Boyd Windy A, McBride Sandra J, Freedman Jonathan H
Laboratory of Molecular Toxicology, National Toxicology Program, National Institute of Environmental Health Sciences, National Institutes of Health, Research Triangle Park, North Carolina, United States of America.
PLoS One. 2007 Dec 5;2(12):e1259. doi: 10.1371/journal.pone.0001259.
Government agencies have defined a need to reduce, refine or replace current mammalian-based bioassays with testing methods that use alternative species. Invertebrate species, such as Caenorhabditis elegans, provide an attractive option because of their short life cycles, inexpensive maintenance, and high degree of evolutionary conservation with higher eukaryotes. The C. elegans pharynx is a favorable model for studying neuromuscular function, and the effects of chemicals on neuromuscular activity, i.e., feeding. Current feeding methodologies, however, are labor intensive and only semi-quantitative.
METHODOLOGY/PRINCIPAL FINDINGS: Here a high-throughput assay is described that uses flow cytometry to measure C. elegans feeding by determining the size and intestinal fluorescence of hundreds of nematodes after exposure to fluorescent-labeled microspheres. This assay was validated by quantifying fluorescence in feeding-defective C. elegans (eat mutants), and by exposing wild-type nematodes to the neuroactive compounds, serotonin and arecoline. The eat mutations previously determined to cause slow pumping rates exhibited the lowest feeding levels with our assay. Concentration-dependent increases in feeding levels after serotonin exposures were dependent on food availability, while feeding levels decreased in arecoline-exposed nematodes regardless of the presence of food. The effects of the environmental contaminants, cadmium chloride and chlorpyrifos, on wild-type C. elegans feeding were then used to demonstrate an application of the feeding assay. Cadmium exposures above 200 microM led to a sharp drop in feeding levels. Feeding of chlorpyrifos-exposed nematodes decreased in a concentration-dependent fashion with an EC(50) of 2 microM.

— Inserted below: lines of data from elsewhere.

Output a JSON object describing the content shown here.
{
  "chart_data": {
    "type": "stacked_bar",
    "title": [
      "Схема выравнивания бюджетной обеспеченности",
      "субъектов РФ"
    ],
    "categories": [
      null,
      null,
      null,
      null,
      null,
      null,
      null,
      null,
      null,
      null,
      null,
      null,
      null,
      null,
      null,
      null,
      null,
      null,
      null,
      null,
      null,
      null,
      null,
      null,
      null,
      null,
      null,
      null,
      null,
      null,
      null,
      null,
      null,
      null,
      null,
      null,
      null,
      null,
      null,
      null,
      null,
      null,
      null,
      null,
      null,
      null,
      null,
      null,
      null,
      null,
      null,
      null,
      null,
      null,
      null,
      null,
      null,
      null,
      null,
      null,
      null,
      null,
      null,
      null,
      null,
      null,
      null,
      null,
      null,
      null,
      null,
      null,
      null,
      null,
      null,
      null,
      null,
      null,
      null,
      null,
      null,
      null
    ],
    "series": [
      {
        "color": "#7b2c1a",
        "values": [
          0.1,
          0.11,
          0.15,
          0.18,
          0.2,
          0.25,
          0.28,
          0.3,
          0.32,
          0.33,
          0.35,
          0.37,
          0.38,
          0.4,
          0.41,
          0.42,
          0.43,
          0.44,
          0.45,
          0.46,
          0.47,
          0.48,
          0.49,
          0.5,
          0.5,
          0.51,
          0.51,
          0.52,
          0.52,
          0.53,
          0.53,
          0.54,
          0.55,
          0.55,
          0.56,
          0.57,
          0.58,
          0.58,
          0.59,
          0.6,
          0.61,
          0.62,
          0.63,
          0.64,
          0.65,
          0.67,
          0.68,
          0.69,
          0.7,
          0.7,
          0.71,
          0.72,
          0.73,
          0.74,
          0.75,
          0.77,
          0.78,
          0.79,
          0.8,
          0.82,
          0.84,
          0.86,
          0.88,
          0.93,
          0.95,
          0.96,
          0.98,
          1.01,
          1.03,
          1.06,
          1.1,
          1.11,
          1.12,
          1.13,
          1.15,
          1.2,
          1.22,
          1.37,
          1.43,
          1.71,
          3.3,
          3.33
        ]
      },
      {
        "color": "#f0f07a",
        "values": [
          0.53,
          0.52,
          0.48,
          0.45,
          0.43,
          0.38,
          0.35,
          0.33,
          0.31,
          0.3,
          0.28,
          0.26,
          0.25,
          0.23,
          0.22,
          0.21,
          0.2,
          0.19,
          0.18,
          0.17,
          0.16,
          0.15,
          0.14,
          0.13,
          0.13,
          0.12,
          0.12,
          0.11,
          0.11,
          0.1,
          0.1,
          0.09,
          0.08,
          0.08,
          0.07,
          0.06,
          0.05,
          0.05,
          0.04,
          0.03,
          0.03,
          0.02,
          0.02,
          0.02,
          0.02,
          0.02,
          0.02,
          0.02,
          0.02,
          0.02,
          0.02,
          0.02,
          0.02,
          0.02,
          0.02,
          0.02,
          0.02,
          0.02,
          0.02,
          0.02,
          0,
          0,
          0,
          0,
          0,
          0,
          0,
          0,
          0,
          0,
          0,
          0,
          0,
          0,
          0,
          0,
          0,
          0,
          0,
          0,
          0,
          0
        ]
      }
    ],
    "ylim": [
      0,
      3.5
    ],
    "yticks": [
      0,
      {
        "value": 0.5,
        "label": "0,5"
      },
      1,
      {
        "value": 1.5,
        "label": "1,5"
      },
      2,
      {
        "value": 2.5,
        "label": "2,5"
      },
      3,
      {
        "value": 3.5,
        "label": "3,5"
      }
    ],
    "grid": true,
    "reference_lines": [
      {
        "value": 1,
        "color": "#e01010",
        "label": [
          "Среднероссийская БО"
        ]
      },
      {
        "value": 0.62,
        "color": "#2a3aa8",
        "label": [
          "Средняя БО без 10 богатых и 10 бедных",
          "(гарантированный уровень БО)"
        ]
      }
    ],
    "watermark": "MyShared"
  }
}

CONCLUSIONS/SIGNIFICANCE: The C. elegans fluorescence microsphere feeding assay is a rapid, reliable method for the assessment of neurotoxic effects of pharmaceutical drugs, industrial chemicals or environmental agents. This assay may also be applicable to large scale genetic or RNAi screens used to identify genes that are necessary for the development or function of the pharynx or other neuromuscular systems.
政府机构已明确需要用使用替代物种的测试方法来减少、优化或取代当前基于哺乳动物的生物测定法。无脊椎动物物种,如秀丽隐杆线虫,因其生命周期短、维护成本低以及与高等真核生物的高度进化保守性而提供了一个有吸引力的选择。秀丽隐杆线虫的咽部是研究神经肌肉功能以及化学物质对神经肌肉活动(即进食)影响的有利模型。然而,目前的进食方法劳动强度大且只是半定量的。
方法/主要发现:本文描述了一种高通量测定法,该方法使用流式细胞术通过测定数百只线虫在接触荧光标记微球后的大小和肠道荧光来测量秀丽隐杆线虫的进食情况。通过对进食缺陷型秀丽隐杆线虫(eat突变体)的荧光进行定量,以及将野生型线虫暴露于神经活性化合物5-羟色胺和槟榔碱,对该测定法进行了验证。先前确定会导致泵送速率缓慢的eat突变在我们的测定中表现出最低的进食水平。5-羟色胺暴露后进食水平的浓度依赖性增加取决于食物供应情况,而无论是否有食物,槟榔碱暴露的线虫的进食水平都会下降。然后利用环境污染物氯化镉和毒死蜱对野生型秀丽隐杆线虫进食的影响来证明进食测定法的应用。高于200微摩尔的镉暴露导致进食水平急剧下降。暴露于毒死蜱的线虫的进食以浓度依赖性方式下降,半数有效浓度(EC50)为2微摩尔。
结论/意义:秀丽隐杆线虫荧光微球进食测定法是一种快速、可靠的方法,用于评估药物、工业化学品或环境因子的神经毒性作用。该测定法也可能适用于大规模的遗传或RNA干扰筛选,以鉴定咽部或其他神经肌肉系统发育或功能所必需的基因。